In her last novel, “The Friend,” Sigrid Nunez included a dog as an important character. “The Vulnerables” stars a macaw named Eureka. When a grown son of her friends abandons his birdsitting gig, the narrator, a writer who shares the author’s name, age and profession, takes over. And when the young man returns and the pandemic shuts things down, the trio must negotiate their new proximity.

Read more: Famous at last for her previous novel, "The Friend," Sigrid Nunez strikes again

Day

By Michael Cunningham

Random House: 288 pages, $28

(Nov. 14)

On April 5 in the years 2019, 2020 and 2021, we visit two siblings inhabiting a Brooklyn brownstone. Robbie lives in the attic of the building Isabel owns with her husband, Dan, and their two children. The members of the family age, relationships change and COVID looms over everything. But Cunningham, a wondrous novelist concerned as always with human connection, keeps the pandemic on a short leash in a book that has less to do with isolation than how life changes us all, whether we want it to or not.

NONFICTION

To Free the Captives: A Plea for the American Soul

By Tracy K. Smith

Knopf: 288 pages, $27

(Nov. 7)

The Pulitzer Prize-winning former U.S. Poet Laureate (“Life on Mars”) wrote her first memoir, “Ordinary Light,” about her mother’s cancer diagnosis, in 2015. This second nonfiction work focuses on her father’s side of the family as a means of exploring Black strength and history, constructing a new way of tracing and talking about race in our country. Whether she’s in her father’s home of Sunflower, Ala., or teaching at Harvard, Smith reminds all Americans that without Black history, none of us have any history at all.

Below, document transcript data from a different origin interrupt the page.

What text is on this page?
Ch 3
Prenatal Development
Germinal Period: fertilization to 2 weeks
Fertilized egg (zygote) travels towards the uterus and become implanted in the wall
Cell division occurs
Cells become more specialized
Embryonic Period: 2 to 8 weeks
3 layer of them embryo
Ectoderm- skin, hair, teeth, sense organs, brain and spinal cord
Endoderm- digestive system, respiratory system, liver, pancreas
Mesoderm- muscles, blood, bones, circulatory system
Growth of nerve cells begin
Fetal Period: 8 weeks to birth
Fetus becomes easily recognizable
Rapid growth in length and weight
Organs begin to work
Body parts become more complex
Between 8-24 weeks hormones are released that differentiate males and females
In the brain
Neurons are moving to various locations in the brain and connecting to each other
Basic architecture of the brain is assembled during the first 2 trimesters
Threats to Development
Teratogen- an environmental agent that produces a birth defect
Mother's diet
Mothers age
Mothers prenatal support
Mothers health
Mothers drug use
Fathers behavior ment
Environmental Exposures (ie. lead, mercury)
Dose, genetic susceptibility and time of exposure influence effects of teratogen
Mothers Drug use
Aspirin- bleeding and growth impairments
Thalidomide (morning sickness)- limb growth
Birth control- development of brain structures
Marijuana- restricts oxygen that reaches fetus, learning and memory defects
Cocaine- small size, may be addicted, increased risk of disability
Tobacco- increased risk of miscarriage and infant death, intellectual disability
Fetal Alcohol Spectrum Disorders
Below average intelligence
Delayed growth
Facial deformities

The Night Parade: A Speculative Memoir

By Jami Nakamura Lin

Mariner: 352 pages, $30

(Nov. 7)

Hyakki Yagyo, or the Night Parade of 1,000 Demons, is a Japanese myth that once helped people account for the various states we now understand as mental illness. Lin lived for many years with undiagnosed bipolar syndrome, and often felt as if she existed in places where no one else did. The stories from her childhood about ghosts and demons comforted her, as those figures also seemed to live between worlds. Lin’s braiding of personal experience and cultural touchstones make this memoir very special.

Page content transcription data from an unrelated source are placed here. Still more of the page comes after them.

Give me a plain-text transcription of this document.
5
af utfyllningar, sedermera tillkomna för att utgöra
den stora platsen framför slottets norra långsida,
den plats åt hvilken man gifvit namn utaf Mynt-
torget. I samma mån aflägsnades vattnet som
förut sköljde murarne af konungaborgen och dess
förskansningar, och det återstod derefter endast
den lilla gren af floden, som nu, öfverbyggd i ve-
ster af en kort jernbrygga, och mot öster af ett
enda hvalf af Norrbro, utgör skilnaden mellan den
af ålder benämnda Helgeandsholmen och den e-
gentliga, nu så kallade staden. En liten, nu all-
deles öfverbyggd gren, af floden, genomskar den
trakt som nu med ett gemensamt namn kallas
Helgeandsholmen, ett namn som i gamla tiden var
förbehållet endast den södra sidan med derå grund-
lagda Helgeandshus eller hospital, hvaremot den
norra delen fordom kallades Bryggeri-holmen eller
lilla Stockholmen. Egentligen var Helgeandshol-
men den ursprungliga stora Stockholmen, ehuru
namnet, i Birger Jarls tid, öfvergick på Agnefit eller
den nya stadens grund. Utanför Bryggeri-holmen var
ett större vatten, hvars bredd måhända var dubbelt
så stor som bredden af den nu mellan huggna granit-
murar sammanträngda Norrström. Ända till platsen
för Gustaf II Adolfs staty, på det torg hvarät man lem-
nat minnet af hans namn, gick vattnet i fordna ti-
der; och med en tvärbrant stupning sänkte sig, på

Read more: Review: What a 1980 Japanese novel about a single mom foresaw about pandemic loneliness

Cacophony of Bone: The Circle of a Year

By Kerri ní Dochartaigh

Milkweed: 312 pages, $26

(Nov. 14)

The Irish writer (“Thin Places”) and her partner moved to a landlocked railway cottage a year before the pandemic; within that year, she became pregnant after many years of trying, started a garden after years of never bothering and found a home after moving in each of her previous 35 years. Her chapters are lyrical and deliberately slow, the time allowed its dignified procession without literary tricks. “I can’t go back to who I was before that year,” the author writes, and readers who follow her also will be changed.

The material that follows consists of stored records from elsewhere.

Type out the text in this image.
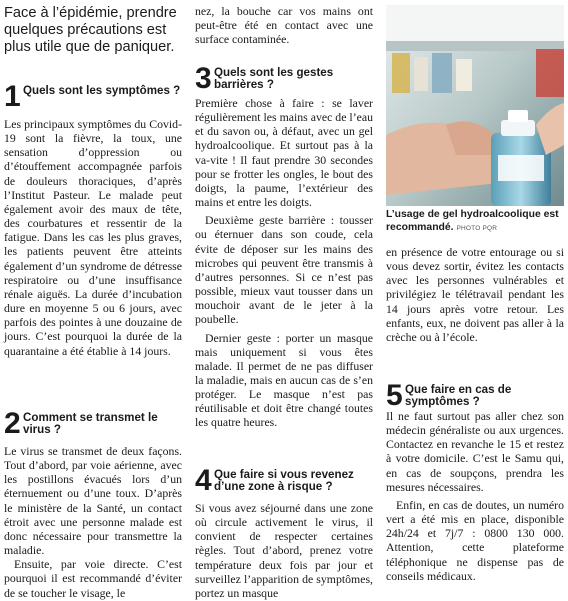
Face à l’épidémie, prendre quelques précautions est plus utile que de paniquer.
1 Quels sont les symptômes ?

Les principaux symptômes du Covid-19 sont la fièvre, la toux, une sensation d’oppression ou d’étouffement accompagnée parfois de douleurs thoraciques, d’après l’Institut Pasteur. Le malade peut également avoir des maux de tête, des courbatures et ressentir de la fatigue. Dans les cas les plus graves, les patients peuvent être atteints également d’un syndrome de détresse respiratoire ou d’une insuffisance rénale aiguës. La durée d’incubation dure en moyenne 5 ou 6 jours, avec parfois des pointes à une douzaine de jours. C’est pourquoi la durée de la quarantaine a été établie à 14 jours.

2 Comment se transmet le virus ?

Le virus se transmet de deux façons. Tout d’abord, par voie aérienne, avec les postillons évacués lors d’un éternuement ou d’une toux. D’après le ministère de la Santé, un contact étroit avec une personne malade est donc nécessaire pour transmettre la maladie.

Ensuite, par voie directe. C’est pourquoi il est recommandé d’éviter de se toucher le visage, le

nez, la bouche car vos mains ont peut-être été en contact avec une surface contaminée.

3 Quels sont les gestes barrières ?

Première chose à faire : se laver régulièrement les mains avec de l’eau et du savon ou, à défaut, avec un gel hydroalcoolique. Et surtout pas à la va-vite ! Il faut prendre 30 secondes pour se frotter les ongles, le bout des doigts, la paume, l’extérieur des mains et entre les doigts.

Deuxième geste barrière : tousser ou éternuer dans son coude, cela évite de déposer sur les mains des microbes qui peuvent être transmis à d’autres personnes. Si ce n’est pas possible, mieux vaut tousser dans un mouchoir avant de le jeter à la poubelle.

Dernier geste : porter un masque mais uniquement si vous êtes malade. Il permet de ne pas diffuser la maladie, mais en aucun cas de s’en protéger. Le masque n’est pas réutilisable et doit être changé toutes les quatre heures.

4 Que faire si vous revenez d’une zone à risque ?

Si vous avez séjourné dans une zone où circule activement le virus, il convient de respecter certaines règles. Tout d’abord, prenez votre température deux fois par jour et surveillez l’apparition de symptômes, portez un masque

L’usage de gel hydroalcoolique est recommandé. PHOTO PQR

en présence de votre entourage ou si vous devez sortir, évitez les contacts avec les personnes vulnérables et privilégiez le télétravail pendant les 14 jours après votre retour. Les enfants, eux, ne doivent pas aller à la crèche ou à l’école.

5 Que faire en cas de symptômes ?

Il ne faut surtout pas aller chez son médecin généraliste ou aux urgences. Contactez en revanche le 15 et restez à votre domicile. C’est le Samu qui, en cas de soupçons, prendra les mesures nécessaires.

Enfin, en cas de doutes, un numéro vert a été mis en place, disponible 24h/24 et 7j/7 : 0800 130 000. Attention, cette plateforme téléphonique ne dispense pas de conseils médicaux.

Whistles From the Graveyard: My Time Behind the Camera on War, Rage, and Restless Youth in Afghanistan

By Miles Lagoze

Atria/One Signal: 272 pages, $30

(Nov. 7)

When Lagoze joined the Marines, he signed on for the military occupational specialty of combat cameraman. Deployed to Afghanistan in 2011 at 18, he was meant to capture images the U.S. government could use, but he soon realized his photos were revealing the truth of war. Whether seeing the fear in combatants and civilians alike or observing how societal ills followed young servicemembers to the front, Lagoze startles in his prose just as he did in his 2019 documentary, “Combat Obscura.”

Read more: Why this AI pioneer is calling for 'human centered' computing

The Worlds I See: Curiosity, Exploration, and Discovery at the Dawn of AI

By Fei-Fei Li

Flatiron Books: 336 pages, $30

(Nov. 7)

Li, a computer science professor at Stanford, is the founding director of that university’s Institute for Human-Centered AI and the creator of ImageNet, an innovation that paved the way for some forms of artificial intelligence. She and her family immigrated from China to face poverty and illness in the United States, but Li prevailed over hardships to triumph in her field. Now she wants to be sure that the rest of us understand both the challenges and the incredible possibilities of the technology she helped pioneer. (Li joins the L.A. Times Book Club on Nov. 14.)